L'Autrichienne Anna Fenninger, championne du monde du super-combiné en 2011, ne croit pas quant à elle à l'efficacité d'une action menée au niveau des athlètes. "Bien sûr, en tant que sportif, on peut éveiller les consciences mais peut-on parvenir à quelque chose en agissant de la sorte ? Je ne sais pas. Pour faire la différence, ça doit venir de bien plus haut que d'un simple sportif. Mettre la responsabilité sur une personne et non sur le pouvoir qui a choisi où auraient lieu les JO, c'est injuste", a-t-elle déclaré. Au lieu d'un boycott, certains militants ont demandé aux athlètes d'arborer des signes de protestation sur leur tenue. "Je ne sais pas non plus jusqu'à quel point on veut se fâcher avec les autorités russes", a prudemment observé Ted Ligety.
En fond, les droits de l’homme
Au-delà de cette loi "anti-gay", c'est la multiplication des atteintes aux droits de l'homme en Russie que dénoncent de nombreuses ONG, comme Amnesty International et Human Rights Watch (HRW) qui soulignaient au printemps dernier une aggravation inédite de la situation depuis le retour au Kremlin de Vladimir Poutine, au pouvoir depuis 13 ans. Pour répondre à la vague de contestations qui a déferlé entre fin 2011 et 2012, le Kremlin a choisi la force et la répression.
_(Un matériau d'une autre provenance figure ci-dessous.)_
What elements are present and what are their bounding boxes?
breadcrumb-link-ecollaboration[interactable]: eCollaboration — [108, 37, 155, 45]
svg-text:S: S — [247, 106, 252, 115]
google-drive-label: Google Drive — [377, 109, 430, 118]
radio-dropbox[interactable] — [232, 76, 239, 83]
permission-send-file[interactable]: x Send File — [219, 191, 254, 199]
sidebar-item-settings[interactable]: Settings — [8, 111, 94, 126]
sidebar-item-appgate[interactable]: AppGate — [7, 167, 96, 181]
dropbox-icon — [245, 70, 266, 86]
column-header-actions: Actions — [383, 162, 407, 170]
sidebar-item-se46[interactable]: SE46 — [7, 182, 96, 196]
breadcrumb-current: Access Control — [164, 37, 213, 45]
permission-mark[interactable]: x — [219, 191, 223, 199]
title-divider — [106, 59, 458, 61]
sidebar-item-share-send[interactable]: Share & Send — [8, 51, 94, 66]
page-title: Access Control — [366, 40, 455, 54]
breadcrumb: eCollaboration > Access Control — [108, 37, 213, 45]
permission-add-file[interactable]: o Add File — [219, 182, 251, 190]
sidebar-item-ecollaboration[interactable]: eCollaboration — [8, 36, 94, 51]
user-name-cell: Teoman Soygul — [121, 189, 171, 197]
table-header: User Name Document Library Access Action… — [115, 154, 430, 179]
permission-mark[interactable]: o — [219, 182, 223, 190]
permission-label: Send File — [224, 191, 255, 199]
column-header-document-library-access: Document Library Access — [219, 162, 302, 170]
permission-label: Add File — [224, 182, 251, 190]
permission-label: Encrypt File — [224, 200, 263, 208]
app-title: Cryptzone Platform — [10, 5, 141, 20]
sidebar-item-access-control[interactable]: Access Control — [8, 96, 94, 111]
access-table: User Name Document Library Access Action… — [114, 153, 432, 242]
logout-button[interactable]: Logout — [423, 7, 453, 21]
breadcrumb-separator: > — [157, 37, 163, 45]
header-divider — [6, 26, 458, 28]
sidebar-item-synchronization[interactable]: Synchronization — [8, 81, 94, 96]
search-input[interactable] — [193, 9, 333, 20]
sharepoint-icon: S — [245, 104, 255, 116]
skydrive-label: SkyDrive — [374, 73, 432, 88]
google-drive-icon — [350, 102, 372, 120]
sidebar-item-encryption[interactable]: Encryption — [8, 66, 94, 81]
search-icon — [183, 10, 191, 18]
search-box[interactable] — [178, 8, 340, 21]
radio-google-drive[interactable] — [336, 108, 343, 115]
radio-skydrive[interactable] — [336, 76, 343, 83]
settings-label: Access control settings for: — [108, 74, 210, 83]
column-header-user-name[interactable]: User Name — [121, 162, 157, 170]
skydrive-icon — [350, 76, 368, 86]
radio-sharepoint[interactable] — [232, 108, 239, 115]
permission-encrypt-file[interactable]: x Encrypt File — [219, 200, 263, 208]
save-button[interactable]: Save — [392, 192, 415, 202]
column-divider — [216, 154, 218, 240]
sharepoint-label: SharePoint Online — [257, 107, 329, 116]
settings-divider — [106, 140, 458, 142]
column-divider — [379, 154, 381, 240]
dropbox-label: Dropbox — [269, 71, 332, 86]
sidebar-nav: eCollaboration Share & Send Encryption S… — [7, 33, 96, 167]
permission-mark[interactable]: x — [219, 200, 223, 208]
Les exemples ne manquent pas entre la condamnation de deux Pussy Riot à deux ans de camp après une prière "punk" ou les quatre ans et demi de camp pour un opposant qui a participé à une manifestation. L'opposant numéro un à M. Poutine, Alexeï Navalny, a lui aussi été condamné à cinq ans de prison - peine commuée en sursis le 16 octobre - sur des accusations qu'il affirme fabriquées de toutes pièces. Poutine qui voulait mettre en avant "sa" Russie en accueillant ces Jeux pourraient bien également attirer l’œil sur des pans qu’il préférait laisser cachés.